In case you’re not familiar with famous double homicide cases of 1892, or children’s jump-rope rhymes, let’s take a quick moment to dive into a bit of history. Lizzie Borden was an American woman born and raised in Fall River, Massachusetts in 1860. In 1892 Borden’s mother and father were found dead in their family home, both from a number of strikes with an axe. Lizzie was the primary suspect and put on trial in 1893 for the double homicide. Though she would be acquitted of the crime, suspicions still hung over her and her legacy after she passed away in 1927.
So infamous of a crime was it, that the circumstances became part of a children’s rhyme
“Lizzie Borden took an ax/Gave her mother 40 whacks/When she saw what she had done/She gave her father 41.” The rhyme gets the sequence of the murders correct, but exaggerates the number of strikes each victim suffered, and supposes Borden’s guilt in the crime, perpetuating the idea that she committed the murders.
Flash forward a century or so and the home that the murders took place in was turned into a business.
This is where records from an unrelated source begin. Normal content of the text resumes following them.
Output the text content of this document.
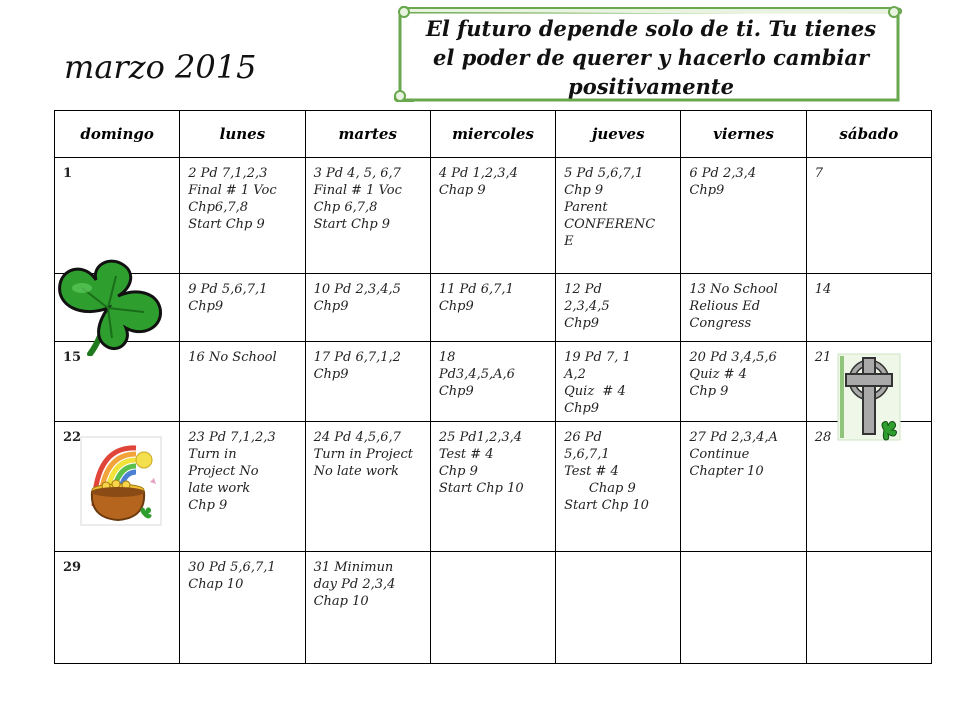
marzo 2015
El futuro depende solo de ti. Tu tienes el poder de querer y hacerlo cambiar positivamente
domingo	lunes	martes	miercoles	jueves	viernes	sábado
1	2 Pd 7,1,2,3
Final # 1 Voc
Chp6,7,8
Start Chp 9	3 Pd 4, 5, 6,7
Final # 1 Voc
Chp 6,7,8
Start Chp 9	4 Pd 1,2,3,4
Chap 9	5 Pd 5,6,7,1
Chp 9
Parent
CONFERENC
E	6 Pd 2,3,4
Chp9	7
	9 Pd 5,6,7,1
Chp9	10 Pd 2,3,4,5
Chp9	11 Pd 6,7,1
Chp9	12 Pd
2,3,4,5
Chp9	13 No School
Relious Ed
Congress	14
15	16 No School	17 Pd 6,7,1,2
Chp9	18
Pd3,4,5,A,6
Chp9	19 Pd 7, 1
A,2
Quiz  # 4
Chp9	20 Pd 3,4,5,6
Quiz # 4
Chp 9	21
22	23 Pd 7,1,2,3
Turn in
Project No
late work
Chp 9	24 Pd 4,5,6,7
Turn in Project
No late work	25 Pd1,2,3,4
Test # 4
Chp 9
Start Chp 10	26 Pd
5,6,7,1
Test # 4
Chap 9
Start Chp 10	27 Pd 2,3,4,A
Continue
Chapter 10	28
29	30 Pd 5,6,7,1
Chap 10	31 Minimun
day Pd 2,3,4
Chap 10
In 1996, the house was opened as The Lizzie Borden Bed & Breakfast and museum dedicated to Borden’s life, and the crime that defined it. Sounds like a wonderfully macabre way to spend a weekend.
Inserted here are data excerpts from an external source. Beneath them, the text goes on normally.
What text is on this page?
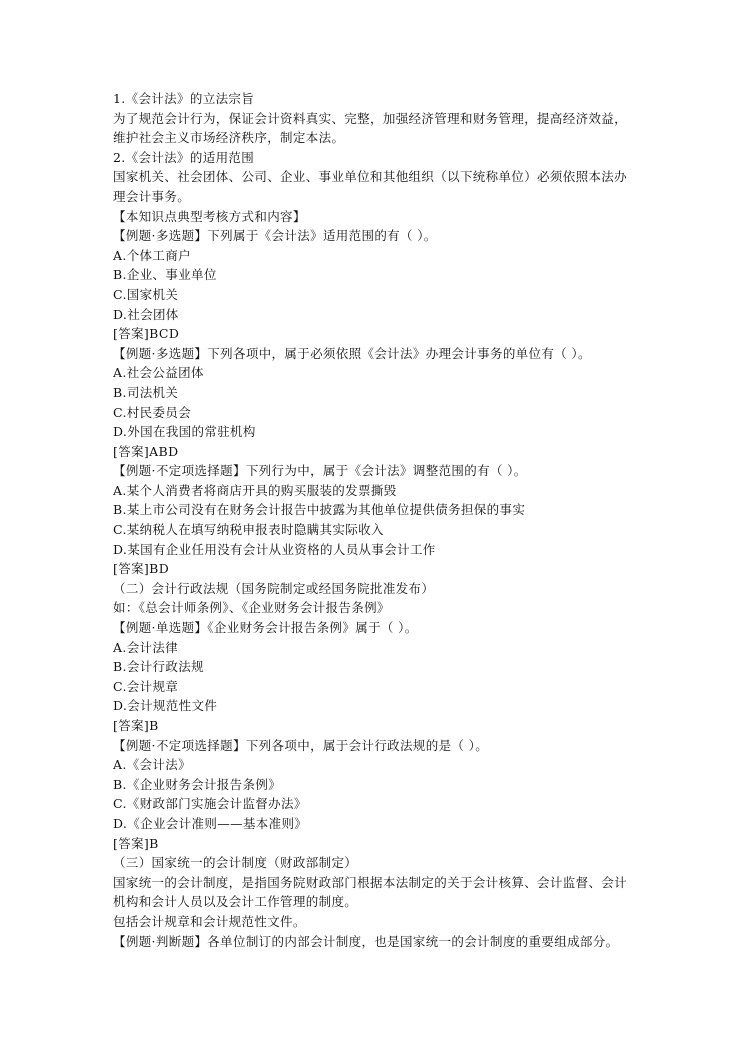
1.《会计法》的立法宗旨
为了规范会计行为，保证会计资料真实、完整，加强经济管理和财务管理，提高经济效益，
维护社会主义市场经济秩序，制定本法。
2.《会计法》的适用范围
国家机关、社会团体、公司、企业、事业单位和其他组织（以下统称单位）必须依照本法办
理会计事务。
【本知识点典型考核方式和内容】
【例题·多选题】下列属于《会计法》适用范围的有（ ）。
A.个体工商户
B.企业、事业单位
C.国家机关
D.社会团体
[答案]BCD
【例题·多选题】下列各项中，属于必须依照《会计法》办理会计事务的单位有（ ）。
A.社会公益团体
B.司法机关
C.村民委员会
D.外国在我国的常驻机构
[答案]ABD
【例题·不定项选择题】下列行为中，属于《会计法》调整范围的有（ ）。
A.某个人消费者将商店开具的购买服装的发票撕毁
B.某上市公司没有在财务会计报告中披露为其他单位提供债务担保的事实
C.某纳税人在填写纳税申报表时隐瞒其实际收入
D.某国有企业任用没有会计从业资格的人员从事会计工作
[答案]BD
（二）会计行政法规（国务院制定或经国务院批准发布）
如：《总会计师条例》、《企业财务会计报告条例》
【例题·单选题】《企业财务会计报告条例》属于（ ）。
A.会计法律
B.会计行政法规
C.会计规章
D.会计规范性文件
[答案]B
【例题·不定项选择题】下列各项中，属于会计行政法规的是（ ）。
A.《会计法》
B.《企业财务会计报告条例》
C.《财政部门实施会计监督办法》
D.《企业会计准则——基本准则》
[答案]B
（三）国家统一的会计制度（财政部制定）
国家统一的会计制度，是指国务院财政部门根据本法制定的关于会计核算、会计监督、会计
机构和会计人员以及会计工作管理的制度。
包括会计规章和会计规范性文件。
【例题·判断题】各单位制订的内部会计制度，也是国家统一的会计制度的重要组成部分。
In January of 2021, the house went up for sale as the owners of the establishment decided that they wanted to retire. The asking price of $2 million is either a steal or a ridiculous price to pay for a home in which two people were quite literally axe-murdered. Depends on who you ask really, but apparently for the aforementioned Lance Zaal, the price was quite agreeable.
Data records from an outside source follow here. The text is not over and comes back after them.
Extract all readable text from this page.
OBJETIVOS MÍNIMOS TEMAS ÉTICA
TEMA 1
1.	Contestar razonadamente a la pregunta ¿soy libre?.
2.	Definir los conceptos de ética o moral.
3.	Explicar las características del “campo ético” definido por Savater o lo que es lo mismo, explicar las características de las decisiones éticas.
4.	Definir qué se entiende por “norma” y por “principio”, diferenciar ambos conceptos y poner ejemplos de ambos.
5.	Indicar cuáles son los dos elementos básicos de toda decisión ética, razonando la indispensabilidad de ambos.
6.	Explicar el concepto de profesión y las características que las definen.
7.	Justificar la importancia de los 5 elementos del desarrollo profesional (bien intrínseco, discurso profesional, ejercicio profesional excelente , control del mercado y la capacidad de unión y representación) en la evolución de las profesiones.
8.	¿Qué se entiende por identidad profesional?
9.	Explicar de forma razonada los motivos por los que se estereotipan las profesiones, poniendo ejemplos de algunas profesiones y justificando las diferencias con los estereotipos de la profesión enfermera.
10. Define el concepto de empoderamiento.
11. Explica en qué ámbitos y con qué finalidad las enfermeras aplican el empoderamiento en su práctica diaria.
According to an article from Realtor.com, Zaal is in the process of closing a deal to purchase the home and continue its operations as a bed and breakfast. Zaal is also the owner of the company, US Ghost Adventures. The company runs ghost tours around the country, including Windy City Ghosts in Chicago, IL and Colonial Ghosts in Williamsburg, VA. So really, a bed and breakfast stay in Lizzie Borden’s old home kind of fits right in with the rest of the aesthetic.
Zaal goes on to state that this is the first venture his business has taken into the B&B industry and intends to keep on the entirety of the staff there due to passion and care for what they do.
As of the time of this writing, the official US Ghost Adventures website is promoting the acquisitions of the business, indicating that the purchase may have closed, or is close enough to closing that they feel confident enough in putting it on the site. Someone must be putting the axe to the grindstone to get this deal finished, much to the delight of ghost and true crime enthusiasts.